Its impact in warfare was substantial and almost immediately felt on the battlefield through infantry weapons, having a devastating effect on the knightly class. Although this was a setback for the nobility they still had their walled castles. Even those castles would soon succumb to the power of gunpowder.
Impact on Warfare
Fire arrows were the initial military weapon for gunpowder. A small pouch of gunpowder was attached the arrow resulting in open fires upon impact. Other incendiary devices such as bombs and fire lances were soon widely deployed. Many proto-gun and proto-cannon designs were experimented with in the 12th and 13th century. During the later part of the 13th century, the Mongols were using a hand cannon, something we can definitively call a firearm. It took until the 1320s for guns to catch on in Europe as a form of weaponry but they soon rapidly spread across the continent. Within twenty years larger artillery weapons were arriving on the battlefield. The strategies of warfare were on the verge of being revised.
Artillery weapons powered by gunpowder, initially unreliable but once perfected, made once impenetrable walled castles vulnerable. Sieging a castle in the Middle Ages was a long and arduous process. Techniques involved tunneling under walls, ramming down walls, starving out the inhabitants, all of which could take weeks or even months. However with the invention of cannons firing their devastating projectiles from a safe distance, a castle could be taken within a single day.
No other example illustrates the power of cannons than the fall of the city of Constantinople to the Ottoman Turks in 1453. Certainly the city’s downfall was the result of many factors – a weakened Byzantine state and Western Europe’s reluctance to provide assistance to name a few. But one undeniable factor was the effective Ottoman use of cannons.
The walls of Constantinople were considered to be impenetrable. Five meters thick and 20 meters high, they stretched over four miles long from the Golden Horn to the Sea of Marmara. Much of it was double walled with some area’s having up to five walls deep. These walls had held off dozens of sieges for over 1,000 years. The Ottomans employed around 60 cannons which battered and weakened the walls for the duration of the siege. The final assault by the Ottoman’s was focused on the section of the wall most damaged by cannon fire and was eventually breached by the invading Turks.

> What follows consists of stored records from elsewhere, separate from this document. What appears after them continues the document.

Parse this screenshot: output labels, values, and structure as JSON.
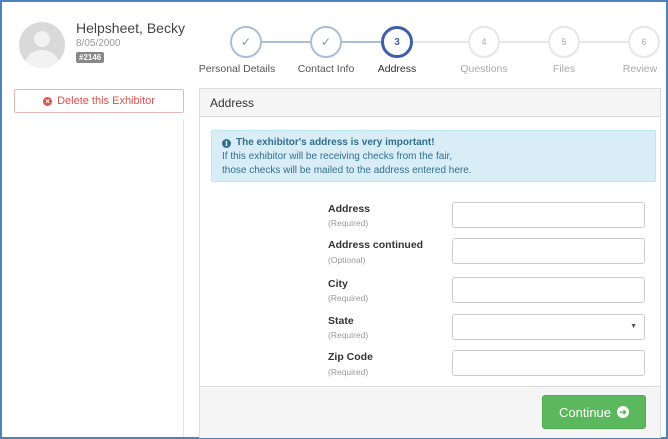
{
  "profile": {
    "name": "Helpsheet, Becky",
    "dob": "8/05/2000",
    "id_badge": "#2146"
  },
  "sidebar": {
    "delete_label": "Delete this Exhibitor"
  },
  "stepper": {
    "steps": [
      {
        "number": "1",
        "label": "Personal Details",
        "state": "done",
        "icon": "check-icon"
      },
      {
        "number": "2",
        "label": "Contact Info",
        "state": "done",
        "icon": "check-icon"
      },
      {
        "number": "3",
        "label": "Address",
        "state": "active"
      },
      {
        "number": "4",
        "label": "Questions",
        "state": "todo"
      },
      {
        "number": "5",
        "label": "Files",
        "state": "todo"
      },
      {
        "number": "6",
        "label": "Review",
        "state": "todo"
      }
    ],
    "colors": {
      "done": "#a9bfd9",
      "active": "#3f5fa7",
      "todo": "#e6e6e6"
    }
  },
  "panel": {
    "title": "Address",
    "alert": {
      "title": "The exhibitor's address is very important!",
      "line1": "If this exhibitor will be receiving checks from the fair,",
      "line2": "those checks will be mailed to the address entered here."
    },
    "fields": [
      {
        "label": "Address",
        "hint": "(Required)",
        "value": "",
        "type": "text"
      },
      {
        "label": "Address continued",
        "hint": "(Optional)",
        "value": "",
        "type": "text"
      },
      {
        "label": "City",
        "hint": "(Required)",
        "value": "",
        "type": "text"
      },
      {
        "label": "State",
        "hint": "(Required)",
        "value": "",
        "type": "select"
      },
      {
        "label": "Zip Code",
        "hint": "(Required)",
        "value": "",
        "type": "text"
      }
    ],
    "continue_label": "Continue"
  },
  "colors": {
    "accent_blue": "#3f5fa7",
    "success_green": "#5cb85c",
    "danger_red": "#d9534f",
    "info_bg": "#d9edf7"
  }
}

The Chemistry of Gunpowder
Gunpowder consists of a mixture of saltpeter (potassium nitrate), charcoal, and sulfur. Early on this proportion was experimented with until a 75% saltpeter, 15% charcoal, 5% sulfur solution was determined to be most effective. The sulfur and charcoal act as the fuel, with saltpeter acting as an additional oxidizer creating a stable chemical reaction with the rapidly expanding gases resulting in the propelling motion. This was the only known chemical explosive until the middle of the 19th century. Since that time gunpowder has been replaced by other means in military weaponry but it is still used in fireworks today.